The customStep action type lets the agent annotate its reasoning:
{"type": "customStep", "name": "thought", "parameters": {"note": "Looking for the checkout button. The cart shows 3 items."}}
{"type": "click", "selector": "button.checkout"}
{"type": "customStep", "name": "thought", "parameters": {"note": "Checkout loaded but I don't see a guest checkout option. Trying to find alternatives."}}
state --forms
{"type": "customStep", "name": "thought", "parameters": {"note": "There's a 'Continue as guest' link below the login form. Clicking it."}}
{"type": "click", "selector": "a.guest-checkout"}
The resulting recording contains both the actions and the agent's reasoning. A human reviewer opens it in Chrome DevTools and sees exactly what the agent tried and why. A QA engineer spots that the guest checkout link has poor visibility. A product manager sees that the checkout flow confused even an AI.
Another LLM agent can replay the same session to verify fixes:
ar-crawl replay checkout-test.json -o after-fix.json
The replay output includes per-step success/failure and timing.

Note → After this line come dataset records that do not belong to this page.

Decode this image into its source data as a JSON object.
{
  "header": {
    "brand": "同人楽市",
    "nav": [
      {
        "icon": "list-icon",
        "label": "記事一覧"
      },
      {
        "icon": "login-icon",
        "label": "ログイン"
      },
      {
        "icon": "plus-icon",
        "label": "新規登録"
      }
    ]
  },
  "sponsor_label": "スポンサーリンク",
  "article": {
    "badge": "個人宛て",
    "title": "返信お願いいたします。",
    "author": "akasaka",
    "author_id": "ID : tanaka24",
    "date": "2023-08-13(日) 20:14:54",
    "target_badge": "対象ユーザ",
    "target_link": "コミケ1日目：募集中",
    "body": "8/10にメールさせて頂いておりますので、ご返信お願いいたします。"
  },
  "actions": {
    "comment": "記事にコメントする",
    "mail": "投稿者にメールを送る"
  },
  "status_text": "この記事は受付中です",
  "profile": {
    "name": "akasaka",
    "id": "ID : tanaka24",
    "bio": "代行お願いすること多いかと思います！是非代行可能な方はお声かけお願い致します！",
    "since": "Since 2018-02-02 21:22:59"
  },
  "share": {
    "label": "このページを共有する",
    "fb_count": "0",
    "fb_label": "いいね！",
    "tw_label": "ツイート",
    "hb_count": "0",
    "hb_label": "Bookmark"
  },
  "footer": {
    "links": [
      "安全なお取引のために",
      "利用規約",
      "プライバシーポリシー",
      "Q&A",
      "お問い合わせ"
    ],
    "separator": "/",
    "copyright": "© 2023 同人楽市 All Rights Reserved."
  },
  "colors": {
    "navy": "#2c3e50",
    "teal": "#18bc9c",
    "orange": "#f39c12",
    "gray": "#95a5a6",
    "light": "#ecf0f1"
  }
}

Pipe it through jq to validate:
jq -e '.recording.stepResults | all(.success)' after-fix.json && echo "All steps passed"
This turns exploratory testing into reproducible artifacts. The agent's session becomes documentation: what it tried, what it thought, what worked. Replay converts that documentation into regression tests.
Because the recordings use Chrome DevTools Recorder format, they integrate with standard E2E test frameworks. Chrome exports natively to Puppeteer. For Playwright and Cypress, CLI tools convert the same JSON: npx @cypress/chrome-recorder or npx playwright-chrome-recorder. An agent's exploratory session becomes a committed test in your CI pipeline. No proprietary formats, just the same JSON that Chrome produces when a human records a test manually.

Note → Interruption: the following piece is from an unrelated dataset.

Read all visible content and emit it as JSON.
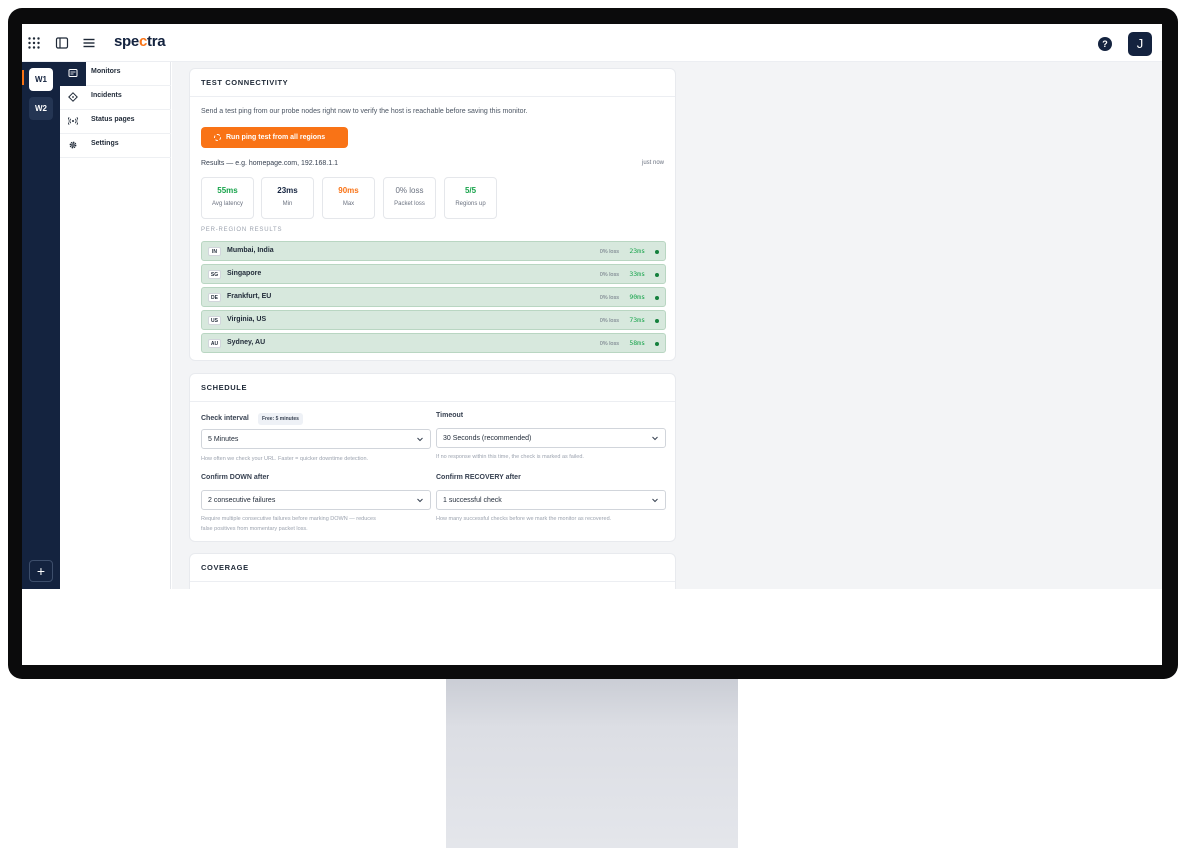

The separation persists: crawling (or in this case, interactive exploration) happens in cheap, deterministic tooling. The model contributes judgment: deciding what to click, recognising when something looks wrong, articulating why. Recording captures both. Replay executes without the model. Intelligence and automation, cleanly separated.
Use the right tool for the job: deterministic tools for mechanical work, intelligence for decisions that require it.
This post was written with assistance from Claude (Anthropic).